Stefanie Batten Bland, born in New York, raised in Los Angeles and now transplanted to Paris, from which she frequently returns, is a young choreographer and performer. She is interested in what she terms “human emotional relationships” and how notions of community are reflected physically. Her company, stefanie batten bland/sbb birdlegs, presented a full scale showing of Terra Firma, with music by John Adams. For this piece, based on different cultures that migrate to the United States, Andrew Lyght created a space divided by billowing swaths of gauzy material suspended from the ceiling and raised and lowered by ropes that the dancers manipulated. The graphic memory of this work is of constant movement between the swirling set, the ropes and the dancers (clothed in draped black garbage bags) ‘midst the changing light design of Lacee Goodman.
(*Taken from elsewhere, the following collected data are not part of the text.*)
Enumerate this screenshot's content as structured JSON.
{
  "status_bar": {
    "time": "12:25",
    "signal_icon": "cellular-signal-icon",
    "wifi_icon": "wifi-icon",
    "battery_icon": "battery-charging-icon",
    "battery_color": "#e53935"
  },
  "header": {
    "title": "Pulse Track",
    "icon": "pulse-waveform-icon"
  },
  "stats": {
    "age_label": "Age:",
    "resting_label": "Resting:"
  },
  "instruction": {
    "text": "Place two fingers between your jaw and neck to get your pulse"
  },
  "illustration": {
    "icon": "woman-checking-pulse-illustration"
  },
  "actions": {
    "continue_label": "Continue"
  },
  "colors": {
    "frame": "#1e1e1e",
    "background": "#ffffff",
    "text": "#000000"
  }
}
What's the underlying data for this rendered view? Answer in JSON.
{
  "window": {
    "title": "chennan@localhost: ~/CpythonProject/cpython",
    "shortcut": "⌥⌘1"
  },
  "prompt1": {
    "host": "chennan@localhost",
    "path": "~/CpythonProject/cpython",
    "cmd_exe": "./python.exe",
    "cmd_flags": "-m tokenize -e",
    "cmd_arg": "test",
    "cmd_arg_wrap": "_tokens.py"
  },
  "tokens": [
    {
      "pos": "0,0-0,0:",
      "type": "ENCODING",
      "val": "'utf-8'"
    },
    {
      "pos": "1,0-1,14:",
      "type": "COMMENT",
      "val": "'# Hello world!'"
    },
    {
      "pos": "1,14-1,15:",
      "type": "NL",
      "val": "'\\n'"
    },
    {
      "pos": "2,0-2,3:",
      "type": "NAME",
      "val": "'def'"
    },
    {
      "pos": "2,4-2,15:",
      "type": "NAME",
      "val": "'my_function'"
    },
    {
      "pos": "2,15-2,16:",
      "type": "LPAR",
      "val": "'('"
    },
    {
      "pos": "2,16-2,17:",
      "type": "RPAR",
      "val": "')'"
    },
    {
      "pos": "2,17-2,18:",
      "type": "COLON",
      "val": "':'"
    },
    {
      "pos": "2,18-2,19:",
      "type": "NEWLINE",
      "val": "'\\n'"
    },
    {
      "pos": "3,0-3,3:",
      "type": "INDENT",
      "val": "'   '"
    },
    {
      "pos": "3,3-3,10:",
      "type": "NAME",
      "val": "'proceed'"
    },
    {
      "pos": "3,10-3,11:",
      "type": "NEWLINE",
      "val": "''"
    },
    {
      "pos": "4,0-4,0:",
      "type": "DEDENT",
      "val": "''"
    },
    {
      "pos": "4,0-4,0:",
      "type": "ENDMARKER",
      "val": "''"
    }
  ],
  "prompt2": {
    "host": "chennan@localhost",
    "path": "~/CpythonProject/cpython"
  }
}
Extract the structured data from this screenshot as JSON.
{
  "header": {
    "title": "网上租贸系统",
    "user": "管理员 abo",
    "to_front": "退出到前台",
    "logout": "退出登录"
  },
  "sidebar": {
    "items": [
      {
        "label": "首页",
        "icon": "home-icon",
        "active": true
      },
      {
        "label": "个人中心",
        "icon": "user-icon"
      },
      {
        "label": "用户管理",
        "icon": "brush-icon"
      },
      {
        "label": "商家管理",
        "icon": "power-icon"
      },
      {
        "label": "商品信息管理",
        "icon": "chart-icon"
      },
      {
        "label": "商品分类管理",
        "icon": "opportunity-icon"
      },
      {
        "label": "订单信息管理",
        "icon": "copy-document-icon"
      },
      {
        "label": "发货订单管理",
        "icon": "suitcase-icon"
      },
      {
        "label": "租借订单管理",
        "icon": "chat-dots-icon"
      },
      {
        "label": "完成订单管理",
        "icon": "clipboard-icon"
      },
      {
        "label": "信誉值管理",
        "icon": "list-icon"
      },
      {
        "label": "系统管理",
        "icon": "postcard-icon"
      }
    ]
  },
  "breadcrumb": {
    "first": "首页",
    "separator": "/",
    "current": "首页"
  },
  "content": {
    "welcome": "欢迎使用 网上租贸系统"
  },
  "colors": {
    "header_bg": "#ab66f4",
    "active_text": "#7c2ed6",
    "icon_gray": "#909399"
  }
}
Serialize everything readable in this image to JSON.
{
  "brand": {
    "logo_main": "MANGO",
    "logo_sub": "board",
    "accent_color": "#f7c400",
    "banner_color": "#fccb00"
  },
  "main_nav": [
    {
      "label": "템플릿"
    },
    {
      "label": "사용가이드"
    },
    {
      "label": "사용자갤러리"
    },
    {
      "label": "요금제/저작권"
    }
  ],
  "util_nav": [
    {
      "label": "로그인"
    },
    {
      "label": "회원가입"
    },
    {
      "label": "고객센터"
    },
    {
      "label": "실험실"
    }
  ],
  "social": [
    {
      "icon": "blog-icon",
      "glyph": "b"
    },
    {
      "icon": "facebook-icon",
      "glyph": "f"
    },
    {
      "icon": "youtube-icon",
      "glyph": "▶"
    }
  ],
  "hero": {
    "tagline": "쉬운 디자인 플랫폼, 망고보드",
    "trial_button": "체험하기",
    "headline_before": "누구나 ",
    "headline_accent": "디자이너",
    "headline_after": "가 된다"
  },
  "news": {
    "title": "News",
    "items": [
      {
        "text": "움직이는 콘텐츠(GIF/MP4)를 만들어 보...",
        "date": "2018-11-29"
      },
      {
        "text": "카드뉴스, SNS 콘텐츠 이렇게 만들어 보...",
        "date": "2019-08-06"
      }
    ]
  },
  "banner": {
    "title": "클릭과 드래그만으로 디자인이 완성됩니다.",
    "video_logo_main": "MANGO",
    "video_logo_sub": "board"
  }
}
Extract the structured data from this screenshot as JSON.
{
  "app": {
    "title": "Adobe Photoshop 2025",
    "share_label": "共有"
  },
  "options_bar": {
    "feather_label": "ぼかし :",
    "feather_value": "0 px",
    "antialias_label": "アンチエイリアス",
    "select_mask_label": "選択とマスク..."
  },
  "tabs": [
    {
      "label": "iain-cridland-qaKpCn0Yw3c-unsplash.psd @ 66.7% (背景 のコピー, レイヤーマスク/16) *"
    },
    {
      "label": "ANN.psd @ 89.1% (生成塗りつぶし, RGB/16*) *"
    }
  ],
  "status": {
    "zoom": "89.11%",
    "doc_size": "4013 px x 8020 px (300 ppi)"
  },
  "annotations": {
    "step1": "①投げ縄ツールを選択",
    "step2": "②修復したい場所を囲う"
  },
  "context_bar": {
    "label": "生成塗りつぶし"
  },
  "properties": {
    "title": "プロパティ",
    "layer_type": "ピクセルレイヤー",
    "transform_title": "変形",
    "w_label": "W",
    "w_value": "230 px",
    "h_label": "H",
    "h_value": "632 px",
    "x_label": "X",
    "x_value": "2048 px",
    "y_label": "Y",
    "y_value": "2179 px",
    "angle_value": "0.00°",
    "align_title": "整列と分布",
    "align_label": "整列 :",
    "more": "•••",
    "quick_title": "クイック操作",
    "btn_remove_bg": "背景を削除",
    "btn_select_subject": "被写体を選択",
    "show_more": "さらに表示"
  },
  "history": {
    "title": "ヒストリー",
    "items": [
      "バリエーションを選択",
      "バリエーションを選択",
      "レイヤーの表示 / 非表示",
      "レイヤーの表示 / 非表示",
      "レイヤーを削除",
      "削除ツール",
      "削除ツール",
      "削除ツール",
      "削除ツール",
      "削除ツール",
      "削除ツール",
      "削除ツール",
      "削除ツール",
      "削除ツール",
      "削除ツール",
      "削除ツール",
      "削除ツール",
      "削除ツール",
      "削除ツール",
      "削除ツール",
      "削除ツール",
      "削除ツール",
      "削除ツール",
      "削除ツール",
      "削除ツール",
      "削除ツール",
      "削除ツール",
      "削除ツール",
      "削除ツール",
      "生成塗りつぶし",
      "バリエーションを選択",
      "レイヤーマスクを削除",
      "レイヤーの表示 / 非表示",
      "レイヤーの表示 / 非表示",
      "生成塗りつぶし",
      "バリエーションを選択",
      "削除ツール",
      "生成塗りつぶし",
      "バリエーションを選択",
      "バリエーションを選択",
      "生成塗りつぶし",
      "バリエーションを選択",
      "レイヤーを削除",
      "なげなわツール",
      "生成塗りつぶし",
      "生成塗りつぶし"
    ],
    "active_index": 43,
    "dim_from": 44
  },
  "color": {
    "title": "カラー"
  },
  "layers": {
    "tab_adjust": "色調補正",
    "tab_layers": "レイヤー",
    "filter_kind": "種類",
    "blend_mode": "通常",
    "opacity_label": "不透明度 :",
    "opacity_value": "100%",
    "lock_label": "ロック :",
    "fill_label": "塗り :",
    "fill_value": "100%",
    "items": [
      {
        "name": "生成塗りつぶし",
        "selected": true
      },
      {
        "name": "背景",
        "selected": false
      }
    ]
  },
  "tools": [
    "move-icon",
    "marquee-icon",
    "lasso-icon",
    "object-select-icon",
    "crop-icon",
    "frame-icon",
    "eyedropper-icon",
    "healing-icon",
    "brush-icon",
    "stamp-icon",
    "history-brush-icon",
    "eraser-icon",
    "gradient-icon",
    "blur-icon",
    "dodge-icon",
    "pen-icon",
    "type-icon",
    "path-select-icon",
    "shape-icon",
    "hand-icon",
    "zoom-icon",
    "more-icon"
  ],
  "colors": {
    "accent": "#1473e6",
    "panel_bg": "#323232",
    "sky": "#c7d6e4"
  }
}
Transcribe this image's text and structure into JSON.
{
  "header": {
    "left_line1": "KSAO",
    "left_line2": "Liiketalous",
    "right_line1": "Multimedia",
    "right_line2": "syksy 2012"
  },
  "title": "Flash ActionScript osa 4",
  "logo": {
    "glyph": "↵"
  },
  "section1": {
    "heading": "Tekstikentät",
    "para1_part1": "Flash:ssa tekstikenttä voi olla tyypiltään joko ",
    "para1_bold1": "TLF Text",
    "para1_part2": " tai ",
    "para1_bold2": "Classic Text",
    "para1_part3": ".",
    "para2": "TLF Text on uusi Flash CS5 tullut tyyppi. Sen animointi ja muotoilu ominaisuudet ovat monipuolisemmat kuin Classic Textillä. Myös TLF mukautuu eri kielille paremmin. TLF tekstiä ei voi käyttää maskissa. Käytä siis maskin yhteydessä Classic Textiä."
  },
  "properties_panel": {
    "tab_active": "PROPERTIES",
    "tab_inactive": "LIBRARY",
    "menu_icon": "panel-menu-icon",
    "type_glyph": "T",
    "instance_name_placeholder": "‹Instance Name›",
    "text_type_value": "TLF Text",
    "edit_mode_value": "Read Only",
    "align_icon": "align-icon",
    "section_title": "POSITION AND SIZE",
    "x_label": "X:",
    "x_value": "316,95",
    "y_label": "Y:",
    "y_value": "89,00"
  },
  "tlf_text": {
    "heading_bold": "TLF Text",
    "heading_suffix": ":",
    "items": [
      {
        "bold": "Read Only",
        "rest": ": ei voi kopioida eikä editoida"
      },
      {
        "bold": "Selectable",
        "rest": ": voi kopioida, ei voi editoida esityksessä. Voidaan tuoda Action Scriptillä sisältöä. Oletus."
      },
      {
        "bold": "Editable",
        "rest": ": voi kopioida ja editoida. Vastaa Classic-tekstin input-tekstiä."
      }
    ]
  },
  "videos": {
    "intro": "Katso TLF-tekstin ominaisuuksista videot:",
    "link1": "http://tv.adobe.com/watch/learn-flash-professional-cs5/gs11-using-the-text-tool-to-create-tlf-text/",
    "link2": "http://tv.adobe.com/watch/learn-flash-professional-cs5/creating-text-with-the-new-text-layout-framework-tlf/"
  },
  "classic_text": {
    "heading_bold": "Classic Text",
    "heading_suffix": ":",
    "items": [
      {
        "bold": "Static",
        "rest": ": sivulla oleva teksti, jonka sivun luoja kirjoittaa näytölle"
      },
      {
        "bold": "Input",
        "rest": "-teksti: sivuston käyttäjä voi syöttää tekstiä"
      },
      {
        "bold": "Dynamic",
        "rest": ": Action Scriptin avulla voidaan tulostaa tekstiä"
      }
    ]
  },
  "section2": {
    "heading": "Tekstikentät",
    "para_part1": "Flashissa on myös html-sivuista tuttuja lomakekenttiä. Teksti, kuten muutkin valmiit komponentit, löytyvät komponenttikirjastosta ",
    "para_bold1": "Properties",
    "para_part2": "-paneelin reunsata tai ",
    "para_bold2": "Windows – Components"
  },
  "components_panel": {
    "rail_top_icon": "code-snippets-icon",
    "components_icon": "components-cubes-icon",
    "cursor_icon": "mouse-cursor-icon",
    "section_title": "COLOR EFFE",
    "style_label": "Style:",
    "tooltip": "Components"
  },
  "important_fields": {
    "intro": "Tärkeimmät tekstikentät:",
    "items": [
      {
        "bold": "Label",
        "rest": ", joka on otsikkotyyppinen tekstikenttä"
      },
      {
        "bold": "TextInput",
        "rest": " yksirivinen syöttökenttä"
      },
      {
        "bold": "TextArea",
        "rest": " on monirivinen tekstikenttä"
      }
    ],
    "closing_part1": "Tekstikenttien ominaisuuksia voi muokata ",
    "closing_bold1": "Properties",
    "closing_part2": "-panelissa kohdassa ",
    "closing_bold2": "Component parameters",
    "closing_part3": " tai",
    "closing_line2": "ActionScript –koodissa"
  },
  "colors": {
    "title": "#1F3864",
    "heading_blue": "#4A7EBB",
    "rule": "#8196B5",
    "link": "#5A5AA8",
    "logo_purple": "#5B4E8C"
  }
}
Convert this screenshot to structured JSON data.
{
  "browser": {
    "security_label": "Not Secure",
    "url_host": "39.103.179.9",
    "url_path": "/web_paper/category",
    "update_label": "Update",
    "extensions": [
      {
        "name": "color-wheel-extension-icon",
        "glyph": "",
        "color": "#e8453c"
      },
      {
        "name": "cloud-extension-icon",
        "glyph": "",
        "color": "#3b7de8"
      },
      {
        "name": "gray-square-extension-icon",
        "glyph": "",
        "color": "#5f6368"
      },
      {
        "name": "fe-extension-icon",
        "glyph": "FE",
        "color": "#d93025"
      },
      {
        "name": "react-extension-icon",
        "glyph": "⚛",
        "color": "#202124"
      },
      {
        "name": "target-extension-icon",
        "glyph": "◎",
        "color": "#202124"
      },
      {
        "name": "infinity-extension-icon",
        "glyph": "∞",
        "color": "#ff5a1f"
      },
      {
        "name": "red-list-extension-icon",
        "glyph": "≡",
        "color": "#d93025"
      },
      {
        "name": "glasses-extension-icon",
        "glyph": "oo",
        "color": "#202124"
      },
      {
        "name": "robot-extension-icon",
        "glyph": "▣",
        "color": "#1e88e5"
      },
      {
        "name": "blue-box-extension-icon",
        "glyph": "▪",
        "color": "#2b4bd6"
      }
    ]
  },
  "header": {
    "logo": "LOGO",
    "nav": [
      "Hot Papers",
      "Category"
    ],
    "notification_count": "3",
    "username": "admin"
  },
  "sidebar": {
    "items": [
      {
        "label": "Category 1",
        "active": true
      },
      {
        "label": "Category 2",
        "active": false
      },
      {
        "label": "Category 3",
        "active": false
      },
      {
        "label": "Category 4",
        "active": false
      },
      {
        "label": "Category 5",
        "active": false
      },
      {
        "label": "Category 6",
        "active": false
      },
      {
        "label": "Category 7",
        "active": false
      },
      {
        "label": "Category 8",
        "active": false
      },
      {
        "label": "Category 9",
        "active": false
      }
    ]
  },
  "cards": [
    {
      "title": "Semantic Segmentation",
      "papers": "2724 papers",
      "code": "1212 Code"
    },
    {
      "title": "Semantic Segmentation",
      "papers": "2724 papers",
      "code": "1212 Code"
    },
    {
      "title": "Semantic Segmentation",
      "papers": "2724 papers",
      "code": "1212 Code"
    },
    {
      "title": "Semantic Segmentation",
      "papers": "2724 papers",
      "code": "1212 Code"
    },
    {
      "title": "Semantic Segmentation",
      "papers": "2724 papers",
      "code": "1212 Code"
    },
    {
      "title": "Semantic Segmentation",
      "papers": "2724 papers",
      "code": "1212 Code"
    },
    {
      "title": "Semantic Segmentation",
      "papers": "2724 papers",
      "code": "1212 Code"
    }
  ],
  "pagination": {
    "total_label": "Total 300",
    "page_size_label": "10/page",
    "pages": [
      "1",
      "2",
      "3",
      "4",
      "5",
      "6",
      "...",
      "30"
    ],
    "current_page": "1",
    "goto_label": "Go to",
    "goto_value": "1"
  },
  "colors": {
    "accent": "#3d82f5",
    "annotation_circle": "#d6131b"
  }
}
BAC’s continuing desire to encourage multi-disciplinary performance and to present international talent that might not have an opportunity to be seen in this country has been helped by the opening last February of the newly renovated Jerome Robbins Theater, a 299 seat space within the building. There is much new, young work yet to be created in this supporting community. It is perhaps not coincidental that both choreographers discussed here are concerned with exploring still other communities – and the planet certainly needs more welcoming ones!